First to go was Social Security reform. In 1998 Lieberman said, "A remarkable wave of innovative thinking is advancing the concept of privatization. I think in the end that individual control of part of the retirement Social Security funds has to happen."
Now that he's teamed up with Al Gore, who condemns as a "risky scheme" what Lieberman once thought necessary and inevitable, the senator is having second thoughts. "Ultimately," he says in an unpublished op-ed piece circulated by his staff, "I turned away from privatization because the promises and the numbers supporting them don't add up."
Lieberman has also backed away from his support for school vouchers, which he once said were necessary because public schools have "failed to innovate." After voting for vouchers four times since 1992, he dropped them from his education bill last spring. Asked if Lieberman still supported the idea, an adviser told The Washington Times, "Not anymore."
These reversals were enough to start grumbling among conservatives who initially praised Lieberman as an honorable man whose positions were closer to George W. Bush's than to Gore's. In response, William Bennett, the former Republican drug czar and education secretary who has found common ground with Lieberman on cultural issues, rose to his friend's defense.
Maybe Lieberman had waffled a little on Social Security, Bennett conceded in a Wall Street Journal op-ed piece, but his "attempts to distance himself from his record are not egregious or particularly offensive." That is not a very high standard, especially coming from the professional moralist who wrote The Book of Virtues.
Bennett thought it "worth noting" that Lieberman "so far has stuck to his guns on several traditionally 'conservative Republican' issues" that "cut at the heart of the most powerful Democratic interest groups"–including "group preferences." As fate would have it, Bennett's piece appeared the same day newspapers reported Lieberman's abject declaration to the Democratic Convention's Black Caucus: "I have supported affirmative action, I do support affirmative action, and I will support affirmative action."
What Lieberman actually thinks about affirmative action now is hard to say, and what he will think in the future is anybody's guess. But what he used to think is a matter of public record.
In a 1995 speech, for instance, Lieberman declared: "Affirmative action is dividing us in ways its creators could never have intended….After all, if you discriminate in favor of one group on the basis of race, you thereby discriminate against another group on the basis of race."
That same year, he said, "You can't defend policies that are based on group preferences as opposed to individual opportunities, which is what America has always been about….Not only
should you not discriminate against somebody, but you shouldn't discriminate in favor of somebody."
Asked if he supported California's Proposition 209, which banned racial preferences by the state government, Lieberman said, "I can't see how I can be opposed to it." Now, apparently, he does see.
Amazingly, Bennett continued defending Lieberman even after his disgraceful performance at the convention. "Affirmative action means lots of things," he said on NBC's Today show the next morning. "It can mean casting a wide net to give everyone a chance, or it can mean assigning preferences by race."
Nice try. But in the context of Lieberman's statement, which was addressed to a group of people who understand "affirmative action" to mean racial preferences and who pronounced themselves reassured afterward, it was perfectly clear what his words signified.

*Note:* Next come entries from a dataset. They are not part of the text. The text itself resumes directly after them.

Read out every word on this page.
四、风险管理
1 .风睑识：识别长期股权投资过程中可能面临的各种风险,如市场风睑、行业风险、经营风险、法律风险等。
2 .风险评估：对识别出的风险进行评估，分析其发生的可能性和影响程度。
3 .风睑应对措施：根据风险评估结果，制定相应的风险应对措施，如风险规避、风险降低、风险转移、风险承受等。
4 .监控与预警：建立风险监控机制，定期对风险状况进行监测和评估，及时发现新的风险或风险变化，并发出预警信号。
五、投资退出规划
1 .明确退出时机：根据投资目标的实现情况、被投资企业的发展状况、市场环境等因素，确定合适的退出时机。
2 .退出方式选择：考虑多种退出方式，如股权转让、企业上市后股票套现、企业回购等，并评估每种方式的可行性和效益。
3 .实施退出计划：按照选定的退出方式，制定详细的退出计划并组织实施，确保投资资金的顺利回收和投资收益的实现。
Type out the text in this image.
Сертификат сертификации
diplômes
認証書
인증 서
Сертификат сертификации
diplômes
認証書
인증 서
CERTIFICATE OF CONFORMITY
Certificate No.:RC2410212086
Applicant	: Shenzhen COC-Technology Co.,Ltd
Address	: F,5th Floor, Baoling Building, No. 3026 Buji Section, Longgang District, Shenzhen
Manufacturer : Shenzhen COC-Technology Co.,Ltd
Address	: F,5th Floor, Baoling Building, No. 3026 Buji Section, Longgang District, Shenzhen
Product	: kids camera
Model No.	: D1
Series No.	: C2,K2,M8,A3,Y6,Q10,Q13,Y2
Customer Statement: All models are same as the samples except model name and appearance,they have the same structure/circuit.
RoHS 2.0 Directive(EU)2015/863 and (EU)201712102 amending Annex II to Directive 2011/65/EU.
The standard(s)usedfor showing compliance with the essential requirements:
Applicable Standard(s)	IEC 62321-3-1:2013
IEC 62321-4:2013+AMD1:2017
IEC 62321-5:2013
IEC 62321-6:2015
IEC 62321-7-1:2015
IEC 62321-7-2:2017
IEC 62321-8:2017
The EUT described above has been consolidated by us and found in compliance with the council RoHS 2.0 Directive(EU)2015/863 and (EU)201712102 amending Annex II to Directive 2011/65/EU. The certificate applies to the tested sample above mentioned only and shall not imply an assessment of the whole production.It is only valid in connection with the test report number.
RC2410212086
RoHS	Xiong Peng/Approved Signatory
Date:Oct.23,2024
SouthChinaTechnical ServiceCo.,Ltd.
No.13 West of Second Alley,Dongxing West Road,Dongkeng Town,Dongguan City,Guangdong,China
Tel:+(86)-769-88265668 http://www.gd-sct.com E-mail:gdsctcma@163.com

Lieberman tried to explain his craven capitulation by saying that "history and current reality make [affirmative action] necessary." But the idea that past discrimination justifies current discrimination is not some new piece of information that he recently came across; it's a familiar argument that he had already considered and emphatically rejected.
Lieberman's eagerness to sacrifice his principles for political advantage does not reflect only on him. When he was tapped as Gore's running mate, Democrats and Republicans alike emphasized that he was universally admired for his honesty and integrity in Washington. His recent behavior gives you some idea of the standards that prevail there.